“In American Chinese cuisine, an Egg Roll is a savory dish typically served as an appetizer similar in concept to what is commonly known as Spring roll in Asia.” ~ Wikipedia
It’s made, using skins or sheets filled with vegetables, ground pork and seasoning. See this Recipe ~ quite tasty!
However, Egg Rolls in American Chinese restaurants is not from Asia, it was invented right on American soil. I ordered that many years ago, in an American Chinese restaurant, I knew it was going to be something different and I wasn’t going to guess. (The thick wrapper-skin, is to me, like a mega wonton wrapper!)
So how did American Egg Roll get its name? Why not Spring Roll (春卷) which has existed in Chinese cuisine for centuries and got its name because it was a dish commonly eaten is Spring? (Winter is gone; it’s warming up so no need for hot soup & congee.) So, why wasn’t this Roll in America just called Spring Roll? Was it because Chinese restaurants wanted it to be an Eaten-All-Year-Round Roll?
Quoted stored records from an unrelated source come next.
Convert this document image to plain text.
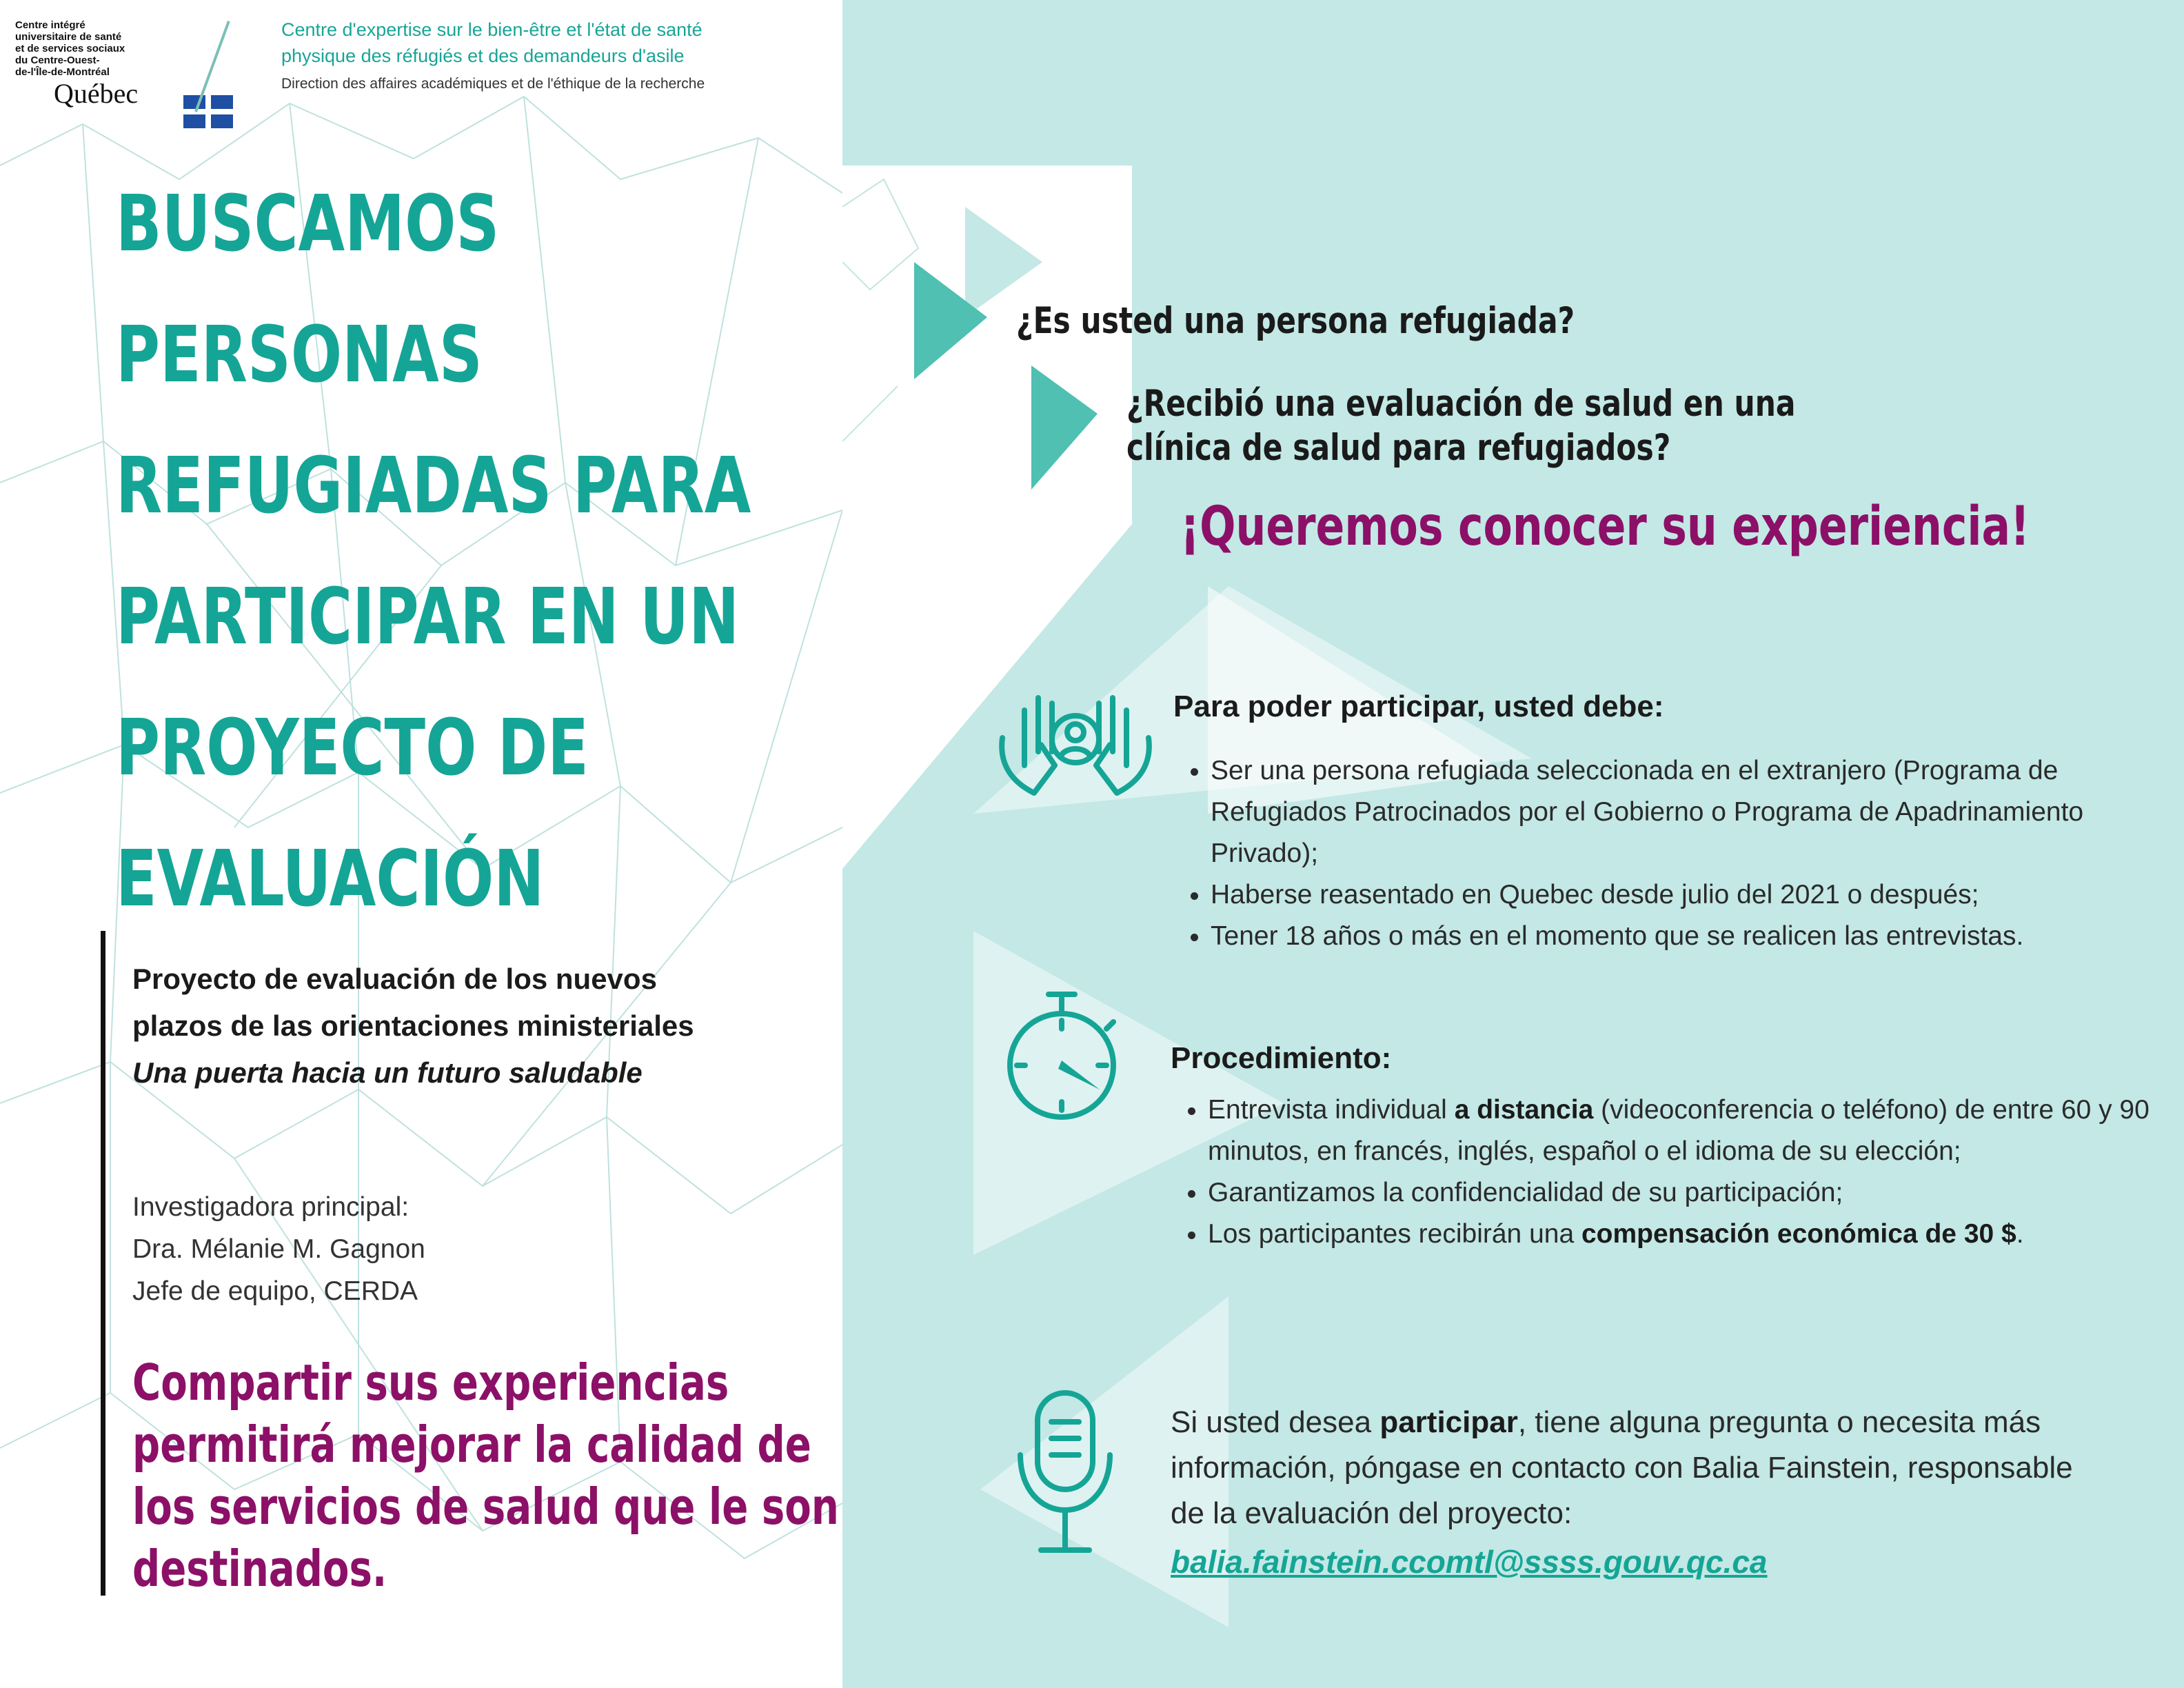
Centre intégré
universitaire de santé
et de services sociaux
du Centre-Ouest-
de-l'Île-de-Montréal
Québec
Centre d'expertise sur le bien-être et l'état de santé
physique des réfugiés et des demandeurs d'asile
Direction des affaires académiques et de l'éthique de la recherche
BUSCAMOS
PERSONAS
REFUGIADAS PARA
PARTICIPAR EN UN
PROYECTO DE
EVALUACIÓN

Proyecto de evaluación de los nuevos plazos de las orientaciones ministeriales Una puerta hacia un futuro saludable

Investigadora principal:
Dra. Mélanie M. Gagnon
Jefe de equipo, CERDA

Compartir sus experiencias
permitirá mejorar la calidad de
los servicios de salud que le son
destinados.

¿Es usted una persona refugiada?

¿Recibió una evaluación de salud en una
clínica de salud para refugiados?

¡Queremos conocer su experiencia!

Para poder participar, usted debe:

• Ser una persona refugiada seleccionada en el extranjero (Programa de Refugiados Patrocinados por el Gobierno o Programa de Apadrinamiento Privado);
• Haberse reasentado en Quebec desde julio del 2021 o después;
• Tener 18 años o más en el momento que se realicen las entrevistas.

Procedimiento:

• Entrevista individual a distancia (videoconferencia o teléfono) de entre 60 y 90 minutos, en francés, inglés, español o el idioma de su elección;
• Garantizamos la confidencialidad de su participación;
• Los participantes recibirán una compensación económica de 30 $.

Si usted desea participar, tiene alguna pregunta o necesita más información, póngase en contacto con Balia Fainstein, responsable de la evaluación del proyecto:

balia.fainstein.ccomtl@ssss.gouv.qc.ca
Or could it be a case of Lost in Translation between Chinese dialects and their 4 & 5 intonations? The word Wonton (馄饨 means Odd Dumpling) is pronounced “Wan~dan” in Cantonese and “Hun~tun” in Mandarin. Egg (蛋) is pronounced dàn in Mandarin but daan in Cantonese. So did the 2 dan‘s get mixed up in Chinatown while the menus were being drawn up for print in English? 😀 Beats me!